According to Medilexicon’s medical dictionary:

    A decubitus ulcer is “a chronic ulcer that appears in pressure areas of skin overlying a bony prominence in debilitated patients confined to bed or otherwise immobilized, due to a circulatory defect.”An acute decubitus ulcer is ” a severe form of bedsore, of neurotrophic origin, occurring in hemiplegia or paraplegia.” (Hemiplegia = paralysis on one side of the body. Paraplegia = paralysis of the lower part of the body, including limbs.

Pressure ulcers (bed sores) develop when the skin and the tissue below it becomes damaged. In severe cases the muscle and the bone may be damaged too.
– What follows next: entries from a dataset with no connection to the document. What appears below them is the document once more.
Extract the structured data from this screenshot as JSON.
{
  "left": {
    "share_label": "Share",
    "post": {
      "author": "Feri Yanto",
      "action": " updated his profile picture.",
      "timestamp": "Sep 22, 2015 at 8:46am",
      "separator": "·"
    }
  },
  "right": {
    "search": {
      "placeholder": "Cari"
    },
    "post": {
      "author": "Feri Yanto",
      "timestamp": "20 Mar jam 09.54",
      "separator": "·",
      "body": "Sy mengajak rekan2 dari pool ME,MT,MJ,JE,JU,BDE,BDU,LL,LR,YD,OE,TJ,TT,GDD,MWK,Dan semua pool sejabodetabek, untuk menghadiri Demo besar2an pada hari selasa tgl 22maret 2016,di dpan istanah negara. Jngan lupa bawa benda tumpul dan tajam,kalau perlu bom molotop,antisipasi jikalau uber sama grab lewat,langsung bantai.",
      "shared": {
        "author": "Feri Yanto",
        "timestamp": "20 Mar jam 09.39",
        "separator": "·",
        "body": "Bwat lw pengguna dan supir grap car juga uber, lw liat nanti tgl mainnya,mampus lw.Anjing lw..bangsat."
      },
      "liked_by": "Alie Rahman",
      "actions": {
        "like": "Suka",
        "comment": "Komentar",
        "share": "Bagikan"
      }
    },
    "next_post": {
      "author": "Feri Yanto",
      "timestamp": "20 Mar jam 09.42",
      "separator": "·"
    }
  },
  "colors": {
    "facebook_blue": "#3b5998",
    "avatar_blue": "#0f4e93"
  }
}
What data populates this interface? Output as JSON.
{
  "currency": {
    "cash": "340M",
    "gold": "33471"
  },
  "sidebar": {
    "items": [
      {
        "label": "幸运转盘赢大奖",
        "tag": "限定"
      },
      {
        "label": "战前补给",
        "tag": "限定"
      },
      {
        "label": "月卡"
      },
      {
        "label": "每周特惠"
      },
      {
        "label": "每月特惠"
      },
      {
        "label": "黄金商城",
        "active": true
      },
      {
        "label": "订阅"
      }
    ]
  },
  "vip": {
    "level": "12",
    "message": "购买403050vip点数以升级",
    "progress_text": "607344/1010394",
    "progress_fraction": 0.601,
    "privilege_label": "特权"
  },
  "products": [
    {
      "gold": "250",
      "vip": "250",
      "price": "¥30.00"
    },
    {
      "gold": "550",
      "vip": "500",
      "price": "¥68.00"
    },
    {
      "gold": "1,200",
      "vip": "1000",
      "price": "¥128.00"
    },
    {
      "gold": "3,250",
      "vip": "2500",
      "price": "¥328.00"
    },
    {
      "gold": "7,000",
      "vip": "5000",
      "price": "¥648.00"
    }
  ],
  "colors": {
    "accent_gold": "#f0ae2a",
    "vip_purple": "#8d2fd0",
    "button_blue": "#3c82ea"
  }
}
Pressure ulcers are much more common among patients who are unable to move because of paralysis, illness or old age. Sustained pressure can cut off circulation to vulnerable parts of the body, especially the skin of the buttocks, hips and heels – the affected tissue dies if it does not receive an adequate flow of blood.

According to the National Health Service (NHS), UK, it is estimated that between 4% and 10% of all hospitalized patients develop at least one pressure ulcer. Up to 70% of UK elderly patients with mobility problems develop bed sores.

Experts say that even with excellent medical and nursing care, bed sores can be hard to prevent, especially among vulnerable patients. Anyone, not only those living with paralysis, can develop bed sores – any person who cannot change position without help can develop bedsores. The bedsores can develop and progress rapidly and are frequently difficult to heal. Doctors say that with proper preventive measures the skin’s integrity can more easily be maintained, resulting in better healing of bedsores.